Feigning, seriousness she actually walked back into an empty dining room peered around and then returned to the station. “Yes, you are in luck” she said, “We can squeeze you in.”
We all had a good laugh and knew immediately that we had made the right decision to visit with Jacqueline, her husband Chef Guy Ivaldi, and their son Jean-Jacques (who trained at the renowned Hotel School of Lausanne, Switzerland) They have been running The French Restaurant at Silver Spring Farm since the early 1940’s. Here refugees from a devastated Post WWII France could get out of their strange and unfamiliar New York City environs and “vacation” not too far from the city for a weekend or sometimes longer with conviviality, bonhomie and, of course, incomparable French cuisine.

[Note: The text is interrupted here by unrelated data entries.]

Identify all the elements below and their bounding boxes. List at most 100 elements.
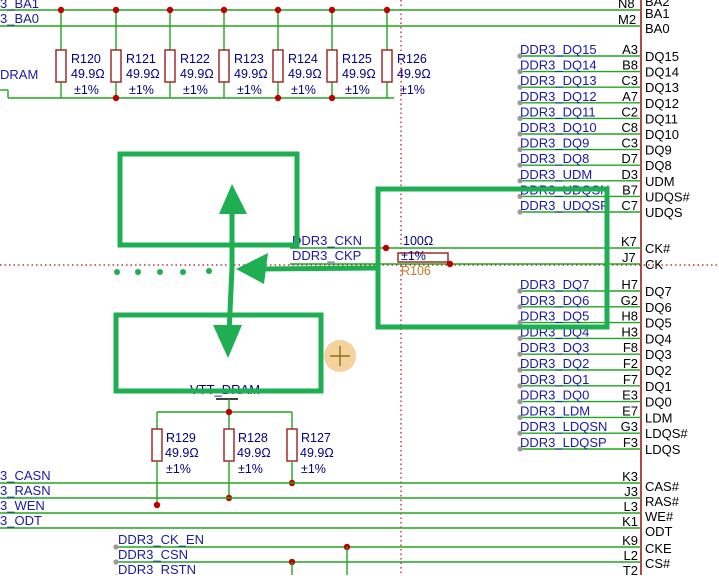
annotation-dot (206, 268, 212, 274)
resistor-value: 49.9Ω (71, 67, 105, 81)
net-label: DRAM (0, 67, 38, 82)
pin-name: DQ13 (645, 80, 679, 95)
net-label: DDR3_CSN (118, 547, 188, 562)
net-label: DDR3_DQ11 (520, 104, 596, 119)
net-label: DDR3_DQ1 (520, 372, 589, 387)
pin-number: G3 (621, 419, 638, 434)
net-label: 3_CASN (0, 468, 51, 483)
pin-name: DQ7 (645, 284, 672, 299)
pin-name: BA1 (645, 6, 670, 21)
pin-number: F8 (623, 340, 638, 355)
resistor-tolerance: ±1% (183, 83, 208, 97)
resistor-tolerance: ±1% (237, 83, 262, 97)
resistor-value: 49.9Ω (397, 67, 431, 81)
pin-number: C3 (621, 73, 638, 88)
net-label: 3_WEN (0, 498, 45, 513)
resistor-designator: R129 (166, 431, 196, 445)
pin-name: DQ14 (645, 65, 679, 80)
resistor-body (223, 428, 235, 462)
net-label: DDR3_LDM (520, 403, 590, 418)
pin-number: B8 (622, 58, 638, 73)
net-label: DDR3_DQ14 (520, 58, 597, 73)
resistor-tolerance: ±1% (400, 83, 425, 97)
resistor-tolerance: ±1% (129, 83, 154, 97)
net-label: DDR3_DQ12 (520, 89, 597, 104)
pin-number: K7 (621, 234, 637, 249)
resistor-tolerance: ±1% (301, 462, 326, 476)
resistor-body (164, 49, 176, 83)
resistor-body (272, 49, 284, 83)
pin-number: D7 (621, 151, 638, 166)
pin-name: LDQS# (645, 426, 688, 441)
junction-dot (383, 6, 391, 14)
net-label: DDR3_DQ10 (520, 120, 597, 135)
pin-number: H7 (621, 277, 638, 292)
net-label: DDR3_CKP (292, 248, 361, 263)
pin-number: K1 (622, 514, 638, 529)
pin-name: DQ4 (645, 331, 672, 346)
resistor-value: 49.9Ω (300, 446, 334, 460)
resistor-body (381, 49, 393, 83)
resistor-body (326, 49, 338, 83)
resistor-value: 49.9Ω (180, 67, 214, 81)
resistor-value: 49.9Ω (234, 67, 268, 81)
pin-name: LDM (645, 410, 672, 425)
resistor-tolerance: ±1% (401, 249, 426, 263)
resistor-tolerance: ±1% (238, 462, 263, 476)
pin-name: CAS# (645, 479, 680, 494)
resistor-body (218, 49, 230, 83)
pin-name: CS# (645, 556, 671, 571)
annotation-arrow-down (226, 267, 235, 334)
pin-name: UDQS# (645, 189, 691, 204)
net-label: 3_BA0 (0, 11, 39, 26)
junction-dot (446, 260, 454, 268)
net-label: DDR3_DQ8 (520, 151, 589, 166)
resistor-tolerance: ±1% (291, 83, 316, 97)
net-label: DDR3_DQ7 (520, 277, 589, 292)
junction-dot (328, 94, 336, 102)
resistor-tolerance: ±1% (345, 83, 370, 97)
resistor-row-top: R12049.9Ω±1%R12149.9Ω±1%R12249.9Ω±1%R123… (8, 6, 431, 102)
pin-name: CK (645, 257, 663, 272)
resistor-designator: R106 (401, 264, 431, 278)
pin-number: A7 (622, 89, 638, 104)
resistor-designator: R125 (342, 52, 372, 66)
resistor-body (55, 49, 67, 83)
resistor-designator: R127 (301, 431, 331, 445)
pin-number: K3 (622, 469, 638, 484)
pin-number: E3 (622, 388, 638, 403)
resistor-value: 49.9Ω (237, 446, 271, 460)
pin-number: C2 (621, 104, 638, 119)
net-label: DDR3_DQ15 (520, 42, 597, 57)
cursor-crosshair-icon[interactable] (324, 340, 356, 372)
junction-dot (57, 6, 65, 14)
clock-group: DDR3_CKN DDR3_CKP 100Ω ±1% R106 K7 J7 CK… (290, 233, 671, 278)
pin-name: RAS# (645, 494, 680, 509)
pin-number: J3 (624, 484, 638, 499)
pin-number: N8 (618, 0, 635, 11)
resistor-designator: R126 (397, 52, 427, 66)
pin-name: CKE (645, 541, 672, 556)
schematic-canvas[interactable]: 3_BA1 3_BA0 DRAM N8 M2 BA2 BA1 BA0 R120 4… (0, 0, 719, 580)
junction-dot (274, 6, 282, 14)
pin-name: DQ6 (645, 300, 672, 315)
arrow-head-icon (213, 325, 242, 358)
net-label: DDR3_DQ9 (520, 136, 589, 151)
lower-dq-group: DDR3_DQ7 H7 DQ7DDR3_DQ6 G2 DQ6DDR3_DQ5 H8 DQ5D… (517, 277, 688, 457)
vtt-bus: VTT_DRAM (157, 382, 292, 416)
net-label: DDR3_UDQSP (520, 198, 609, 213)
resistor-body (110, 49, 122, 83)
net-label: DDR3_LDQSN (520, 419, 607, 434)
net-label: DDR3_DQ2 (520, 356, 589, 371)
pin-number: G2 (621, 293, 638, 308)
pin-number: E7 (622, 403, 638, 418)
junction-dot (112, 6, 120, 14)
pin-number: F3 (623, 435, 638, 450)
resistor-designator: R128 (238, 431, 268, 445)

Silver Spring Farm has a website, so I won’t waste time here listing their unique and distinguished menu here. I will, however, give two pieces of advice. First, go there hungry. The portions are generous and irresistible; and, trust me; you do not want to find yourself full before the dessert. Second, ask about off-the-menu specials. I had a chicken, beef, lamb sampler in three different sauces that I can re-experience days later by simply closing my eyes and touching the tip of my tongue to my palate, yum.